Die Annahme, der Angeklagte habe in diesem Punkt vorsätzlich falsch ausgesagt, hält aber auf der Grundlage der bisherigen Feststellungen rechtlicher Prüfung nicht stand. Denn das Landgericht hat Umstände, die gegen eine wissentliche Falschaussage sprechen könnten, nicht erkennbar bedacht. Der Vorgang lag im Zeitpunkt der Vernehmung des Angeklagten bereits zweidreiviertel Jahre zurück. Ob die Möglichkeit eines Erinnerungsfehlers schon allein aus diesem Grund in Betracht zu ziehen gewesen wäre, mag zweifelhaft sein. Hier lagen aber weitere Umstände vor, die zu einer entsprechenden Prüfung und Erörterung drängten. Zum einen stand für den Angeklagten nicht die Frage im Vordergrund, wer den Behandlungsstuhl bestellt hatte - es ging ihm vielmehr darum, ein Beispiel dafür zu nennen, daß mal er, mal Frau R. Gegenstände der Praxiseinrichtung bezahlt habe. Hinzu kommt, daß die äußerliche Gestaltung des Bestellschreibens den Schluß auf eine Mitwirkung von Frau R. bei der Bestellung nicht als von vornherein abwegig erscheinen läßt. Das auf ihr Briefpapier gesetzte Schreiben führt im Briefkopf neben dem Namen des Angeklagten auch ihren eigenen auf, war in der "Wir-Form" abgefaßt und nahm ausdrücklich auf eine vorangegangene Besprechung Bezug. Die Urteilsfeststellungen schließen nicht aus, daß diese Besprechung bereits zu einer mündlichen Bestellung geführt hatte, die von Frau R. allein - als der eigentlich betroffenen, fachkundigen Person - aufgegeben worden sein kann und durch das Schreiben nur noch bestätigt werden sollte. Dies könnte einen Irrtum über den Unterzeichner des Bestellschreibens begünstigt und einen entsprechenden Erinnerungsfehler des Angeklagten ausgelöst haben. Schließlich müßte sonst auch unterstellt werden, daß er das Risiko auf sich genommen hat, eine Behauptung aufzustellen, die - was ihm bewußt gewesen sein muß - durch Vorlage der Urkunde leicht und beweiskräftig zu widerlegen sein würde.
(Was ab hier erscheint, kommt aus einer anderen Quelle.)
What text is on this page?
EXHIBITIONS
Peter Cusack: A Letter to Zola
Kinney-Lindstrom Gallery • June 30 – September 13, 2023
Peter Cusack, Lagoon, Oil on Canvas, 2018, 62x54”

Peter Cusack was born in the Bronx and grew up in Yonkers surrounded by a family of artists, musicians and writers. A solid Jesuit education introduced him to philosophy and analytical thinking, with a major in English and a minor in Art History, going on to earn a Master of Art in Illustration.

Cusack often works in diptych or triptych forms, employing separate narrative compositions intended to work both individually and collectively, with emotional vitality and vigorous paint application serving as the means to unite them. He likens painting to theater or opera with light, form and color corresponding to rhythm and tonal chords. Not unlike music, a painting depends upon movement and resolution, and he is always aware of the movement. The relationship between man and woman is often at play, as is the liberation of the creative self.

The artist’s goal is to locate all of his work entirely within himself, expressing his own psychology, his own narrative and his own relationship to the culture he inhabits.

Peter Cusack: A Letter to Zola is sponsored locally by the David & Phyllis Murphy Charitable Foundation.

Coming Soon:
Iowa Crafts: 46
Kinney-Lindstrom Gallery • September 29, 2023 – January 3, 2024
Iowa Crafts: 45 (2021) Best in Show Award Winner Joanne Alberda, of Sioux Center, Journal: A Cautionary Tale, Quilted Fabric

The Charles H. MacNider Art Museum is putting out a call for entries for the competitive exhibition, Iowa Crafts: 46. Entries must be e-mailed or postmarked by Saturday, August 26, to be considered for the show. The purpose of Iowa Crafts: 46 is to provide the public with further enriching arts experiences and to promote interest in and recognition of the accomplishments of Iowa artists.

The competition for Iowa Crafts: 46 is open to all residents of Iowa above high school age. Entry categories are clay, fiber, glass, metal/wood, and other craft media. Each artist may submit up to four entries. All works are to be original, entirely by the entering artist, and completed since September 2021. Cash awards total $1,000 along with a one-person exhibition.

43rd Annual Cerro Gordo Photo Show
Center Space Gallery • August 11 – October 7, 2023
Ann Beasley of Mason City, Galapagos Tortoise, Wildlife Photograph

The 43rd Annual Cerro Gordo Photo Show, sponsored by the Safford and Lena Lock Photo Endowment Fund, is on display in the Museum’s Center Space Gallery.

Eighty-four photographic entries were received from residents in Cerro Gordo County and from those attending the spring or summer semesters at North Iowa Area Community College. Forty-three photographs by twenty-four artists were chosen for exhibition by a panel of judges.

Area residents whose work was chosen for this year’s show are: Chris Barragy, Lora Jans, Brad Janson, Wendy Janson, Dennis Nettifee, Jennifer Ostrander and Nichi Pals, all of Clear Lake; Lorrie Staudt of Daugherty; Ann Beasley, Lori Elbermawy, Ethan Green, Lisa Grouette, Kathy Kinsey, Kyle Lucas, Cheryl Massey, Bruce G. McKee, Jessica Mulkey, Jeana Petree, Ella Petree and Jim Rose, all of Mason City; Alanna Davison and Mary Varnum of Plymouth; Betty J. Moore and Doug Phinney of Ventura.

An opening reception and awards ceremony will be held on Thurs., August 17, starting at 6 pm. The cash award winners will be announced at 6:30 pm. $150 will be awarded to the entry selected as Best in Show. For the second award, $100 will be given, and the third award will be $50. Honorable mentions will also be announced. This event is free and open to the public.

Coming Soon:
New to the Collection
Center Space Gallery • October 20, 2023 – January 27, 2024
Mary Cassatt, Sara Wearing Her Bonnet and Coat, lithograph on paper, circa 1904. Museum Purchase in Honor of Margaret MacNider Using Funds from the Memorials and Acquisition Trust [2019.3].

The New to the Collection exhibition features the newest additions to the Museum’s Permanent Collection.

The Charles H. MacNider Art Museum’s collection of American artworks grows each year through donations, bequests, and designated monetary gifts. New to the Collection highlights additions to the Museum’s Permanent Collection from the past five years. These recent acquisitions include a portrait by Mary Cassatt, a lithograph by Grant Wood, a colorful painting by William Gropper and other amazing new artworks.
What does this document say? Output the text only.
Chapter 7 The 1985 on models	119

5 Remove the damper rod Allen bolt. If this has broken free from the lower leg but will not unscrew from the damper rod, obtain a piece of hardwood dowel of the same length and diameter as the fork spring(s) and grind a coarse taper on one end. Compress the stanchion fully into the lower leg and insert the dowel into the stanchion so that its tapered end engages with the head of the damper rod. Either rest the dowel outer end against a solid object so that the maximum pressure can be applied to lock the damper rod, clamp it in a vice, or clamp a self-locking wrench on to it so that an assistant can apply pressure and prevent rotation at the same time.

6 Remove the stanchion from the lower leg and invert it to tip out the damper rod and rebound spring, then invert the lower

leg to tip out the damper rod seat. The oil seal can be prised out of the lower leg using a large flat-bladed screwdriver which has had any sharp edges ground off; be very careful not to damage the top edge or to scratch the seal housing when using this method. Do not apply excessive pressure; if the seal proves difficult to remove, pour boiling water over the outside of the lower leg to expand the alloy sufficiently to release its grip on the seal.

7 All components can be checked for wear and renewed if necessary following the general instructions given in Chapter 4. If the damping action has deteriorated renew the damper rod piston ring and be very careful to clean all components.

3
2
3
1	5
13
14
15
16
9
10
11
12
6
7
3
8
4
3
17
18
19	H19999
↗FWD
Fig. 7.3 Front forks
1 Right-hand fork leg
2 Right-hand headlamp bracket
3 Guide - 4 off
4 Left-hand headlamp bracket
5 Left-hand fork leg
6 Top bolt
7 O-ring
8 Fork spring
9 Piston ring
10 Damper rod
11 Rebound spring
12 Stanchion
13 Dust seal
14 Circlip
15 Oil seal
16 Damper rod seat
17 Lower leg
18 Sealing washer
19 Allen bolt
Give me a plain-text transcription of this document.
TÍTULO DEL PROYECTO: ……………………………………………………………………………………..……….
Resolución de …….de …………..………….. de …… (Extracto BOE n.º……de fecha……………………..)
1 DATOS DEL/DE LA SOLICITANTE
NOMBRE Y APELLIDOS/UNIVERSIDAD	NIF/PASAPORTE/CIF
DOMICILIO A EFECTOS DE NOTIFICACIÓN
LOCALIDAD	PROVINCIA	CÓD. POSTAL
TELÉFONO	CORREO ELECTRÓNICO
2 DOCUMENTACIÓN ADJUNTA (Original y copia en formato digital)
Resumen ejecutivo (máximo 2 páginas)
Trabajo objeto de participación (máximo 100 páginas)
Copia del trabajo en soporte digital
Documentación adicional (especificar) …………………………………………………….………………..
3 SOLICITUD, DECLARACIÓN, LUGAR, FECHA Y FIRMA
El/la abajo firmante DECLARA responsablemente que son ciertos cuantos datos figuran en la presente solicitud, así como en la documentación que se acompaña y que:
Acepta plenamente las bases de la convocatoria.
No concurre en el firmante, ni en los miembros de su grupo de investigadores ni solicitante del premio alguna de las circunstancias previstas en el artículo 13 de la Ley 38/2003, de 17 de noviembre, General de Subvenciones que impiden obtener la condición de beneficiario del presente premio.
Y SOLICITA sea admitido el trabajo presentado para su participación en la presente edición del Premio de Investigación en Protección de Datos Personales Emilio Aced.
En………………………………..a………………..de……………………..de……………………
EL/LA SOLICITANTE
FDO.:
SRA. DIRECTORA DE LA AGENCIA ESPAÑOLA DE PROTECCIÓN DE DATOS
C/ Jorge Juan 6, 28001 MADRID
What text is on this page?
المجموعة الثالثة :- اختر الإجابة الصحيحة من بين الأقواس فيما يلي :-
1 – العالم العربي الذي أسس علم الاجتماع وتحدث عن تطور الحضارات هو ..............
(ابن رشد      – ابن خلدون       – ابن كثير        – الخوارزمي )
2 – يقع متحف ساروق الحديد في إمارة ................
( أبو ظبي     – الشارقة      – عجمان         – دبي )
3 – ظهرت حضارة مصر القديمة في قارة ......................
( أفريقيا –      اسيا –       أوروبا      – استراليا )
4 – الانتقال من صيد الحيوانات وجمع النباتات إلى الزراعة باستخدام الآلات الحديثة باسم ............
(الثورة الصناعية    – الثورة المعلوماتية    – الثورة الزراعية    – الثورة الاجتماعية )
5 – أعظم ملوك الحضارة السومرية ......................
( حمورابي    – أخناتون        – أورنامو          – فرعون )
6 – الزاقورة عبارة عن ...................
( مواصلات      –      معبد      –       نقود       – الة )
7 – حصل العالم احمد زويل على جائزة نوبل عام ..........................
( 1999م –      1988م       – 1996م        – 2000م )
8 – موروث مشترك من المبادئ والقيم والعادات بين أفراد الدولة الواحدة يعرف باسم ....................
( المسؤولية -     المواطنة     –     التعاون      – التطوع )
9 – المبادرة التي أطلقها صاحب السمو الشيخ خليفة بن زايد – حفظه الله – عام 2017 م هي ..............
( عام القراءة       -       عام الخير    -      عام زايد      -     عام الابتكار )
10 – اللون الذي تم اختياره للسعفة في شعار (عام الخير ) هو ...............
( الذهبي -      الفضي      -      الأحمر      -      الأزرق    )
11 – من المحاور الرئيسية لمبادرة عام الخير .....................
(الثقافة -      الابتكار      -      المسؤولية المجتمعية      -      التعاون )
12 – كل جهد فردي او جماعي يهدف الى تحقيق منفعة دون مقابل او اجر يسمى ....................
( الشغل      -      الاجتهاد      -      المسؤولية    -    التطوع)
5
Die Verurteilung des Angeklagten war daher mit den Feststellungen aufzuheben. Da bei einer erneuten Verurteilung des Angeklagten wegen Meineids (oder fahrlässigen Falscheids) der Strafbann des Amtsgerichts ausreichen würde, verweist der Senat die Sache an das Amtsgericht Bad Kreuznach zurück (§ 354 Abs. 3 StPO). Im übrigen ist der Hinweis veranlaßt, daß es bei Aussagedelikten, die ein Zeuge in einem Zivilrechtsstreit verübt haben soll, grundsätzlich erforderlich ist, im Urteil den Gegenstand der Zeugenaussage durch Mitteilung des - im Beweisbeschluß umschriebenen - Beweisthemas möglichst genau zu bezeichnen.